Ogotai Khan was the third son of Genghis Khan and spent most of his early life campaigning. Realizing the implacable enmity between his first and second sons, Juji and Chagatai Khan, Genghis decided in 1219 to bypass both for supreme leadership of the Mongols after his own death in favor of Ogotai. He reconfirmed this decision before his death in 1227. Ogotai was confirmed as the Mongols’ second khaghan (grand khan) by the khuriltai of Mongol leaders in 1229 and established Karakorum on the upper reaches of the Orkhon River as his capital, surrounding it with a defensive wall.
True to his martial heritage Ogotai began his reign with massive campaigns to expand the Mongol empire, amassing four armies. One marched westward to conquer the steppe lands of central Eurasia and the Russian principalities, across the Ural Mountains, and the Volga River. Led by the old warrior Subotai and Batu (Juji’s son), its goal was to secure and enlarge the inheritance of the sons of Juji (who had predeceased Genghis Khan). A second army’s goal was to complete the conquest of Khwarazm, which includes modern Iran, then onto the Middle East and Asia Minor. A third army took on Korea, which had been conquered earlier but had revolted against the unbearable conditions of Mongol rule. Finally Ogotai and his younger brother Tului Khan led a force to finish the conquest of the Jin (Chin) dynasty in northern China. They took the Jin capital Kaifeng (K’ai-feng) in 1233; the last Jin emperor committed suicide in 1234 and all northern China came under Mongol rule. Subotai’s army had the most spectacular success, conquering the Turkish tribes of the Russian steppes, all the Russian principalities except Novgorod, the Ukraine, Poland, Moravia, and Hungary. They were at the gates of Vienna before withdrawing in 1241 on the news of Ogotai’s death. The army sent to conquer the Middle East added western Persia and the Caucasus to Mongol control. Korea submitted in 1259. Ogotai also made administrative reforms to centralize the administration to ensure his control over the Mongol lords and the efficient gathering of taxes and tribute from his sedentary subjects. Thanks to a remarkable non-Mongol adviser Yelu Chucai (Yeh-lu Ch’u-ts’ai) reforms were begun in northern China that ended the brutal looting and massacre of the population on the premise that working people paid more taxes than expeditions could gather.

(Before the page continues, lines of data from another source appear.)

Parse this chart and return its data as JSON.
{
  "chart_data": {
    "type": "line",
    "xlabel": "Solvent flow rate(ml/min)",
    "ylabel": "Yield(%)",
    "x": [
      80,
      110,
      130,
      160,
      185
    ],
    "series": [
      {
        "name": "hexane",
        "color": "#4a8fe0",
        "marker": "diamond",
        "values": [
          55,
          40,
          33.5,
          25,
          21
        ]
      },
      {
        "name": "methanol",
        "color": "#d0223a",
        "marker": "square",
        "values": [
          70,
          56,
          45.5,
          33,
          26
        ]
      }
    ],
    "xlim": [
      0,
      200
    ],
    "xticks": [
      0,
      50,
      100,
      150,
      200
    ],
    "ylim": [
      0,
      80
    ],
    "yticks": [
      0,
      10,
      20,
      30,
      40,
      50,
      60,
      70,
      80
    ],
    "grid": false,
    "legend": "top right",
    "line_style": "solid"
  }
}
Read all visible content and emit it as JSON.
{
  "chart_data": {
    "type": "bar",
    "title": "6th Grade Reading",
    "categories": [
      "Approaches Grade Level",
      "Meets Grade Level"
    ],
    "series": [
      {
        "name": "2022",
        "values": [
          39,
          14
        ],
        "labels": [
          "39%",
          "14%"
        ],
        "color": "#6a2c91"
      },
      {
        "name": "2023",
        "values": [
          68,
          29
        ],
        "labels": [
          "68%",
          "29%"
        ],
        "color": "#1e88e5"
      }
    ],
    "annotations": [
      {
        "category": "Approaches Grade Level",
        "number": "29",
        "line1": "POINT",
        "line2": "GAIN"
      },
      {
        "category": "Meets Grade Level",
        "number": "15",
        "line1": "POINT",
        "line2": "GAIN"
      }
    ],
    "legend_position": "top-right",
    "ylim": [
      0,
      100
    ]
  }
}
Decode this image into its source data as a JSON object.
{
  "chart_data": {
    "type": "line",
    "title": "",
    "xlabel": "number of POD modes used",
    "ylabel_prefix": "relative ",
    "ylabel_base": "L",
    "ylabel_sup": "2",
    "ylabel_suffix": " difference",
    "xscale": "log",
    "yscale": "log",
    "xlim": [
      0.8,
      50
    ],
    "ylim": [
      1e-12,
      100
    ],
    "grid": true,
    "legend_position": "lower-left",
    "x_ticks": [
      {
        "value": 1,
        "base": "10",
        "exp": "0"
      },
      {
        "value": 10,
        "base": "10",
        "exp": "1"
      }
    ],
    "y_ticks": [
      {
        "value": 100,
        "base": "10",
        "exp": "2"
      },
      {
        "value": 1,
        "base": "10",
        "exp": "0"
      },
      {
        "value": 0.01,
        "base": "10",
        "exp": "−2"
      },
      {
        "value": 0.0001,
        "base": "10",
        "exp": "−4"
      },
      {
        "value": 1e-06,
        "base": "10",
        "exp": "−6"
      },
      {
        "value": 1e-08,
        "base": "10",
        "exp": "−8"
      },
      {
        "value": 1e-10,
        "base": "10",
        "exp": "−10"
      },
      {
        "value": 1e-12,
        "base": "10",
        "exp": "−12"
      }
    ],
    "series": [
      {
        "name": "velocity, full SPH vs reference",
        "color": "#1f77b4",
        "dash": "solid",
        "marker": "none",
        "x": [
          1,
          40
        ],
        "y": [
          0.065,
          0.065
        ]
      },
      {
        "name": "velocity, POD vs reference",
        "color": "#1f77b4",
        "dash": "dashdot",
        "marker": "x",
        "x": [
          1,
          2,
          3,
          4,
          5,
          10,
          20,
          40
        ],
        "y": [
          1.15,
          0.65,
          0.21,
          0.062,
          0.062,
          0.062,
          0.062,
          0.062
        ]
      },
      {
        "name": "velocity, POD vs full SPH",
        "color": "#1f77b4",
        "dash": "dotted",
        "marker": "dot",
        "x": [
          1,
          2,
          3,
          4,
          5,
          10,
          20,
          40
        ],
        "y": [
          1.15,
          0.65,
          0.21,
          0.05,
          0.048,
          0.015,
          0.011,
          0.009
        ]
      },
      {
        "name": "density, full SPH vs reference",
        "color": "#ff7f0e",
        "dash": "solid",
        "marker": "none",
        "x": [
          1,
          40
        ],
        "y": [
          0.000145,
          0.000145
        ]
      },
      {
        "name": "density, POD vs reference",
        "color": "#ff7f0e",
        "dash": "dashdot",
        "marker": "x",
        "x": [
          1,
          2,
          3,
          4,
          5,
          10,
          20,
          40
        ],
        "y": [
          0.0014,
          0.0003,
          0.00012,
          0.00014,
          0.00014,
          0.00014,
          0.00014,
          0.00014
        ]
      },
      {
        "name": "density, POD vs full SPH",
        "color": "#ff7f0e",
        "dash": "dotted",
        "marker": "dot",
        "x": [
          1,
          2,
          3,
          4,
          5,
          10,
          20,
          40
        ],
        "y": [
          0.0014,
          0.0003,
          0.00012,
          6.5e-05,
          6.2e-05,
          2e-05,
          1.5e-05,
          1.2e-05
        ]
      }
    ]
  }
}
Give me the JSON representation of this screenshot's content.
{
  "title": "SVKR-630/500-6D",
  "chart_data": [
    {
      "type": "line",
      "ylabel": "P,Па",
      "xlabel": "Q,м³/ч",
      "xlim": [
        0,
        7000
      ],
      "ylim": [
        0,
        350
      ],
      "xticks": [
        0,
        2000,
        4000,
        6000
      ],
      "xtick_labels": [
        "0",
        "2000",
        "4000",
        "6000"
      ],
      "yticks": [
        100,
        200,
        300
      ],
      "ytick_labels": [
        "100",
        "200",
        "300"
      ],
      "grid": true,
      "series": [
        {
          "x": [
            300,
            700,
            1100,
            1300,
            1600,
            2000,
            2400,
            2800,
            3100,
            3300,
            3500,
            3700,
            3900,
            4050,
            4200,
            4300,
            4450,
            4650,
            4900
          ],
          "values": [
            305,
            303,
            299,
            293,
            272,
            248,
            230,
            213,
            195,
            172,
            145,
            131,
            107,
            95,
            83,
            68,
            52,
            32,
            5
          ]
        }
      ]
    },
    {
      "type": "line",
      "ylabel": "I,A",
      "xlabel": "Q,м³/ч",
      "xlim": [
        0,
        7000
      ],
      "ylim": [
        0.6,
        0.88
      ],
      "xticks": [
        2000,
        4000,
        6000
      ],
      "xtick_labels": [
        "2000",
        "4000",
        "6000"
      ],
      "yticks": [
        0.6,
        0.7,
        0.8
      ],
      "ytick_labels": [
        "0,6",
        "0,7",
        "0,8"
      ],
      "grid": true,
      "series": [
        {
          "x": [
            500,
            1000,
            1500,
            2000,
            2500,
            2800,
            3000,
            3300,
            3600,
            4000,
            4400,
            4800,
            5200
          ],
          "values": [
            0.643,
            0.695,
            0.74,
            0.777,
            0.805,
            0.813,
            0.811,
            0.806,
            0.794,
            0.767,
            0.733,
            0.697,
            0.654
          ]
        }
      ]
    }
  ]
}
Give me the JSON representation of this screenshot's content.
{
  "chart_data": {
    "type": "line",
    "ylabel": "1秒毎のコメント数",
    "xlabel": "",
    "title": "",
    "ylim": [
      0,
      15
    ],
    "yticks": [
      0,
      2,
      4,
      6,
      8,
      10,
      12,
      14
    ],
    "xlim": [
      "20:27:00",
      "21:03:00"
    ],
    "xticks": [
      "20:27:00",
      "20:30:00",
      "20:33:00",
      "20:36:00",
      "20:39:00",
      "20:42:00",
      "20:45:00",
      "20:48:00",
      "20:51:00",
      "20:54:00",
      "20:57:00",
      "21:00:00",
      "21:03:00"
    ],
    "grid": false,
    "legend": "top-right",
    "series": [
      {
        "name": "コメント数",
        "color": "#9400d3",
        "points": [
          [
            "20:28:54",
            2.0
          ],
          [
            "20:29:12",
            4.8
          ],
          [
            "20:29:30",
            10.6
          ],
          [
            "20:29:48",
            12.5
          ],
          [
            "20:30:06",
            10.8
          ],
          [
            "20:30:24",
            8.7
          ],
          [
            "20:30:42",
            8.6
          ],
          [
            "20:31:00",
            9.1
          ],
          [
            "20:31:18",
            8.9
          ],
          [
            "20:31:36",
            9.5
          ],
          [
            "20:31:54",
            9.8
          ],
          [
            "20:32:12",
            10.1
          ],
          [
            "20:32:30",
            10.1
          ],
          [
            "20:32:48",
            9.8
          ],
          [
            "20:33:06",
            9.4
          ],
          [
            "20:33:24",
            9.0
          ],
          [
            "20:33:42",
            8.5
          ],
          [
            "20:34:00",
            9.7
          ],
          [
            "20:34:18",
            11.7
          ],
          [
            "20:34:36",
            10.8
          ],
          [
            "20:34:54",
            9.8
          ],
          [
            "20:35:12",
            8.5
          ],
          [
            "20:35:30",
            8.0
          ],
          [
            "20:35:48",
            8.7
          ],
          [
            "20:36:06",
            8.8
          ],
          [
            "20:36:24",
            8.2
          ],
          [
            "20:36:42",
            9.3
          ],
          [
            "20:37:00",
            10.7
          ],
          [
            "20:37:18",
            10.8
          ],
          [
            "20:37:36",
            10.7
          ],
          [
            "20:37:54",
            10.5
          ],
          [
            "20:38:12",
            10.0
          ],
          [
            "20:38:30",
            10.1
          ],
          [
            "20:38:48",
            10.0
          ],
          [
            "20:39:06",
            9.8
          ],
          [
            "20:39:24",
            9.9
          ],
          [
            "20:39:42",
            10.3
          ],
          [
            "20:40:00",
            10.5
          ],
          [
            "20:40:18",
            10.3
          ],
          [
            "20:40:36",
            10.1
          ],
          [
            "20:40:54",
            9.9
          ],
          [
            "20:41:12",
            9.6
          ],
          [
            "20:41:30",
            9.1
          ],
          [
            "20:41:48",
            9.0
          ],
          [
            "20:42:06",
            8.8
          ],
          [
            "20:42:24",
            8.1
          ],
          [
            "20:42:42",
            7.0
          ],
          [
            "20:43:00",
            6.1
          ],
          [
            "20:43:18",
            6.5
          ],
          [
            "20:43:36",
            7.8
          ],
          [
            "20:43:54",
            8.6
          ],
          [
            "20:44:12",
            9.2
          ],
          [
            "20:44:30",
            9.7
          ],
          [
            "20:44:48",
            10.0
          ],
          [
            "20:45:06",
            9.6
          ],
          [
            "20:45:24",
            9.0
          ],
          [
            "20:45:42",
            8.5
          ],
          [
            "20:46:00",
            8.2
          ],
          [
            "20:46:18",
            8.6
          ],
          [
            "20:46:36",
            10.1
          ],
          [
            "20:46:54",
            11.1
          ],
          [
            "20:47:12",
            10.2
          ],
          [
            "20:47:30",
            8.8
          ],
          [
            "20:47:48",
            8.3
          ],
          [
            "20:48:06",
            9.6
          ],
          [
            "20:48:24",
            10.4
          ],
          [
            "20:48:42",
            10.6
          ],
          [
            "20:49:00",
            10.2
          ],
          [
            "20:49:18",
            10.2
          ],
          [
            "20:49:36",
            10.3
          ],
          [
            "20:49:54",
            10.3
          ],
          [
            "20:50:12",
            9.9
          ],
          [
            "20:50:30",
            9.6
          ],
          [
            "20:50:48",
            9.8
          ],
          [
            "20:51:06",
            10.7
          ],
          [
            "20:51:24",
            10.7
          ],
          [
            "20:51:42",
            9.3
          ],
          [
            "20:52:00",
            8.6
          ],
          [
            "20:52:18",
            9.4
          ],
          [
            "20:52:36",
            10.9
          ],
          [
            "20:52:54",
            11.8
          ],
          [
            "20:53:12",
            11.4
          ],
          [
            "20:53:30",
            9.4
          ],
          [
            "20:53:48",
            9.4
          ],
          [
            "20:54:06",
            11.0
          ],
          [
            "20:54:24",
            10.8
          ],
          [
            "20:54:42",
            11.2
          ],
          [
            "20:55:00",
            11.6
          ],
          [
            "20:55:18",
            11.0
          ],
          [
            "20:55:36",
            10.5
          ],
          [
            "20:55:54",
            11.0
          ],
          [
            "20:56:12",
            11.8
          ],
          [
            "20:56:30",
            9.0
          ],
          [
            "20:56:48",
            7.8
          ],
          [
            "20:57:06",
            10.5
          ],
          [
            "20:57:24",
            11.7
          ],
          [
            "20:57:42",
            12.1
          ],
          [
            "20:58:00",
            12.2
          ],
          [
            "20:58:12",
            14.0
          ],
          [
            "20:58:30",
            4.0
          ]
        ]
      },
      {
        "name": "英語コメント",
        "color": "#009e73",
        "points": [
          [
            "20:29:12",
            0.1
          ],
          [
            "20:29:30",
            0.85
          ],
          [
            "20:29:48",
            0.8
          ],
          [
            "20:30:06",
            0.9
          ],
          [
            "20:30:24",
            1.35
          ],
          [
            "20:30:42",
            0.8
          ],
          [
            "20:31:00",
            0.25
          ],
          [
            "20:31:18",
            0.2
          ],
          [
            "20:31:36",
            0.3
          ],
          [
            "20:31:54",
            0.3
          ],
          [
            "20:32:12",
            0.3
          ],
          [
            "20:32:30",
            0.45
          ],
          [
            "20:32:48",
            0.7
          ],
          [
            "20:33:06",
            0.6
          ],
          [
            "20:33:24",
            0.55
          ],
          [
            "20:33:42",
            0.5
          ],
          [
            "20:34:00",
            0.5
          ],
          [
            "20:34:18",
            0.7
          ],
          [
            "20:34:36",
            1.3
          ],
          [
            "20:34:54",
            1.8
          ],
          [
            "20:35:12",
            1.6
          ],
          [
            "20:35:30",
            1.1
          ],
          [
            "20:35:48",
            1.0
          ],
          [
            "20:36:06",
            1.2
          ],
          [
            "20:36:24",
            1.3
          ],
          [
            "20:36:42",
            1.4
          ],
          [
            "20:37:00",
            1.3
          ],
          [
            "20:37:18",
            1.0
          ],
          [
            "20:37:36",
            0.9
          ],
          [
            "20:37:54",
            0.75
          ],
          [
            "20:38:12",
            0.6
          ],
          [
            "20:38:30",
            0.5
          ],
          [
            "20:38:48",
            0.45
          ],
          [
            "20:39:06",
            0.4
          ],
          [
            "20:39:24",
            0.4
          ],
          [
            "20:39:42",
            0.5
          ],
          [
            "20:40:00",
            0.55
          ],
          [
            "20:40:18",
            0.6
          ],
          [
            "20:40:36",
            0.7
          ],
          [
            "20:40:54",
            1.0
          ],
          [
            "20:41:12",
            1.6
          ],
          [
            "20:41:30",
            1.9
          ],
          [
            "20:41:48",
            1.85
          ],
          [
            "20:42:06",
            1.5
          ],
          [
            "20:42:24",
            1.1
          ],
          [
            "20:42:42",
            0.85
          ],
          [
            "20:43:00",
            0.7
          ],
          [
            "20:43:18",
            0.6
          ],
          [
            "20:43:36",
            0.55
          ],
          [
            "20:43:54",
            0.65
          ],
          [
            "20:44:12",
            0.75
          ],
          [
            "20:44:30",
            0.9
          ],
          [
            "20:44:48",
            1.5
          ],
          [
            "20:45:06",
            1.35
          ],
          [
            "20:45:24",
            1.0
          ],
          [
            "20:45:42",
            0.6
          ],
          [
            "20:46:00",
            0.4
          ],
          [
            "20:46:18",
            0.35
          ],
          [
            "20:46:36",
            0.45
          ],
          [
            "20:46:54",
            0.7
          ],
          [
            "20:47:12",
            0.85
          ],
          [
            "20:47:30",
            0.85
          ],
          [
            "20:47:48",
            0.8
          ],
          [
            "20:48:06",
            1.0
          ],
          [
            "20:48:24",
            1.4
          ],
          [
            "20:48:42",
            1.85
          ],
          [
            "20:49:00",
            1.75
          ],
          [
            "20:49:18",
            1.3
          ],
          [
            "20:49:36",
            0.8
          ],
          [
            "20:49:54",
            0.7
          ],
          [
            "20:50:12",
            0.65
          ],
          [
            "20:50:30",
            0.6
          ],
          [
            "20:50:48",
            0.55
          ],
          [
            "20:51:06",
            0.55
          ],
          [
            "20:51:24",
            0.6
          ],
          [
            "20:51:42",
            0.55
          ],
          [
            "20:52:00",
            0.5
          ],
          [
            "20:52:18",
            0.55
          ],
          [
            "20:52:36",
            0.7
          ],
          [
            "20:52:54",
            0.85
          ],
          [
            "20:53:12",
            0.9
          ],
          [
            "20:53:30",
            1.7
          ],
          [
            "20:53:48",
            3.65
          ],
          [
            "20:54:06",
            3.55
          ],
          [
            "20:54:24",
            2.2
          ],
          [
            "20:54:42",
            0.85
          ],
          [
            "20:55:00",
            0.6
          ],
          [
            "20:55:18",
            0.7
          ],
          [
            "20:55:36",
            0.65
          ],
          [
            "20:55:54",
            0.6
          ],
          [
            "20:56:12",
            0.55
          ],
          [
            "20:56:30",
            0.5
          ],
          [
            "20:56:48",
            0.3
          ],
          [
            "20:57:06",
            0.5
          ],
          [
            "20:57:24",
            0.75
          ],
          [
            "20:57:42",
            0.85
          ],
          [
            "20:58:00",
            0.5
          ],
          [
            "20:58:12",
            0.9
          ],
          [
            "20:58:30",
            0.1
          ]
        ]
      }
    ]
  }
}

After the campaign against Jin, Ogotai returned to Karakorum and abandoned himself to a life of pleasure, hunting and drinking so heavily that an official was appointed to count the amount of wine he drank daily. His second wife, Toregene, moved quickly to consolidate her authority even before he died while on a hunting trip; he was buried in Jungaria in his personal appanage (fief). According to Mongol custom his widow, Toregene, became regent until the khuriltai elected a new ruler. Her goal was to ensure the election of her son Guyug as the next khaghan, despite much opposition by other branches of the Mongol royal house. After four and half years she succeeded.
Bibliography :
- Grousset, Rene. The Empire of the Steppes, A History of Central Asia. Trans. by Naomi Walford. New Brunswick, NJ: Rutgers University Press, 1970;
- Boyle, John A. trans., The Successors of Genghis Khan: Translated from the Persian of Rashid al-Din. New York: Columbia University Press, 1971;
- Franke, Herbert, and Denis Twitchett, eds., The Cambridge History of China, Volume 6, Alien Regimes and Border States, 907–1368. Cambridge: Cambridge University Press, 1994;
- Prawdin, Michael. The Mongol Empire, Its Rise and Legacy. Trans. by Paul, Eden and Cedar. London: George Allen and Unwin Ltd., 1940.